In 1987, while working on his album Never Let Me Down, Bowie reflected in an interview about his state of mind during the time the film was made:

I was so blocked ... so stoned ... It's quite a casualty case, isn't it. I'm amazed I came out of that period, honest. When I see that now I cannot believe I survived it. I was so close to really throwing myself away physically, completely.

In 2013, Alan Yentob said of the film: "I'd caught him at what was an intensely creative time, but it was also physically and emotionally gruelling. Our encounters tended to take place in hotel rooms in the early hours of the morning or in snatched conversations in the back of limousines. He was fragile and exhausted but also prepared to open up and talk in a way he had never really done before."

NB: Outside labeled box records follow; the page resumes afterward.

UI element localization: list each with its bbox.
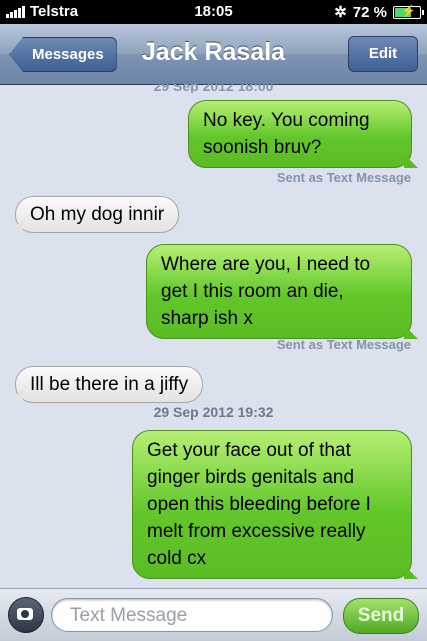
camera-icon[interactable] [8,597,44,633]
delivery-status: Sent as Text Message [276,170,411,185]
status-bar: Telstra 18:05 ✲ 72 % ⚡ [0,0,427,24]
status-right: ✲ 72 % ⚡ [334,3,424,21]
message-line: cold cx [147,548,207,569]
message-bubble-received[interactable]: Ill be there in a jiffy [15,366,204,403]
battery-icon: ⚡ [393,3,424,19]
message-line: No key. You coming [203,110,370,131]
message-bubble-sent[interactable]: Where are you, I need to get I this room… [146,244,412,339]
composer-bar: Text Message Send [0,588,427,641]
message-line: Where are you, I need to [161,254,371,275]
bluetooth-icon: ✲ [334,4,347,21]
message-bubble-sent[interactable]: Get your face out of that ginger birds g… [132,430,412,579]
send-button[interactable]: Send [343,598,419,634]
message-line: ginger birds genitals and [147,467,355,488]
delivery-status: Sent as Text Message [276,337,411,352]
message-input[interactable]: Text Message [51,598,333,632]
message-line: open this bleeding before I [147,494,371,515]
charging-bolt-icon: ⚡ [401,3,416,18]
message-line: Get your face out of that [147,440,351,461]
message-text: Ill be there in a jiffy [30,374,189,395]
timestamp: 29 Sep 2012 18:00 [153,84,274,93]
message-line: soonish bruv? [203,137,322,158]
message-line: get I this room an die, [161,281,344,302]
message-line: melt from excessive really [147,521,366,542]
message-bubble-received[interactable]: Oh my dog innir [15,196,180,233]
message-text: Oh my dog innir [30,204,165,225]
battery-percent: 72 % [352,3,387,21]
message-line: sharp ish x [161,308,253,329]
nav-bar: Messages Jack Rasala Edit [0,24,427,85]
timestamp: 29 Sep 2012 19:32 [153,404,274,420]
message-bubble-sent[interactable]: No key. You coming soonish bruv? [188,100,412,168]
edit-button[interactable]: Edit [348,36,418,72]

A BBC article published in 2023 described the airing of the documentary as one of Bowie's "key career moments".

==Commercial status==

The documentary remains officially unreleased, though there are bootleg video copies circulating as a result of the programme being shown again by the BBC in the early 1990s and more recently in 2007, 2008, 2013 and 2025 following Alan Yentob’s death.

== Reception ==
The Guardian wrote: " 'I never wanted to be a rock'n'roll star,' claims Bowie, somewhat disingenuously, at the start of Alan Yentob's 1975 over-your-shoulder rockumentary. It was filmed mostly in the United States, where Bowie decamped after killing off Ziggy Stardust, his most celebrated character, at a time when Bowie was at the height of his fame, and in the process of inventing his Thin White Duke persona. The interviews with his acid-casualty fans ("I'm just a space cadet. He's the commander") would not look out of place in Spinal Tap; nor would the interview with David describing how difficult it is for him to cope with the sudden fame and adulation, all the while sniffing ostentatiously. It's unlikely that anyone has fancied themselves quite so rotten since Bowie. Maverick genius or pretentious tosser? You be the judge."

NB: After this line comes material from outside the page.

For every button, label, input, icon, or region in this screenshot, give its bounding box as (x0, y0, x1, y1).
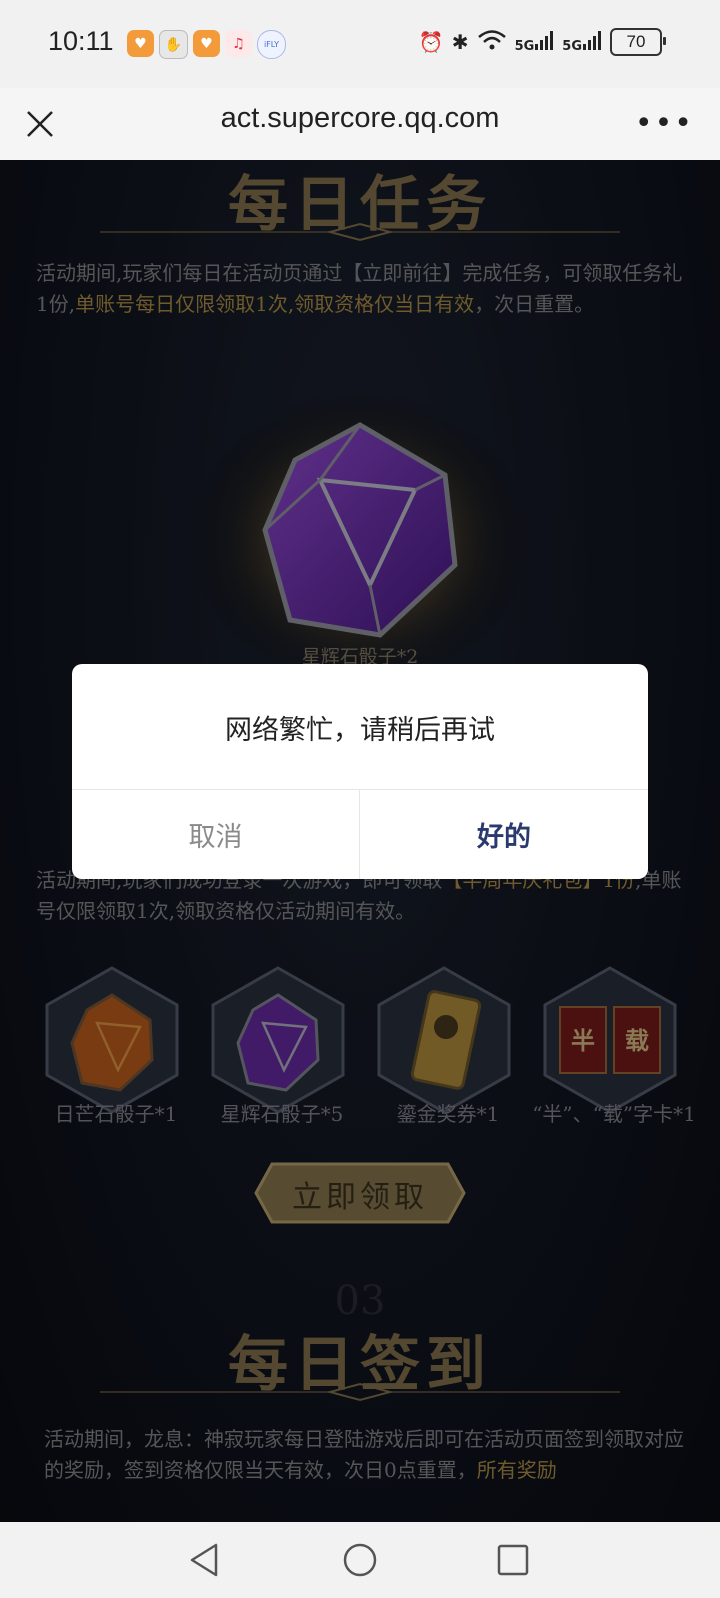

The Daily Telegraph wrote: "Cracked Actor is the archetypal profile of the eccentric artist. Alan Yentob (who has spent the rest of his onscreen career striving in vain to bottle the same magic) hangs out with David Bowie in Thin White Duke mode, rampant creativity visibly fuelled by cocaine as the Diamond Dogs tour crossed America. Seldom had a star looked so remote from reality; it is no coincidence that watching the gaunt, damaged Bowie being driven around the parched Californian landscapes inspired Nic Roeg to cast him as a licentious alien in The Man Who Fell to Earth."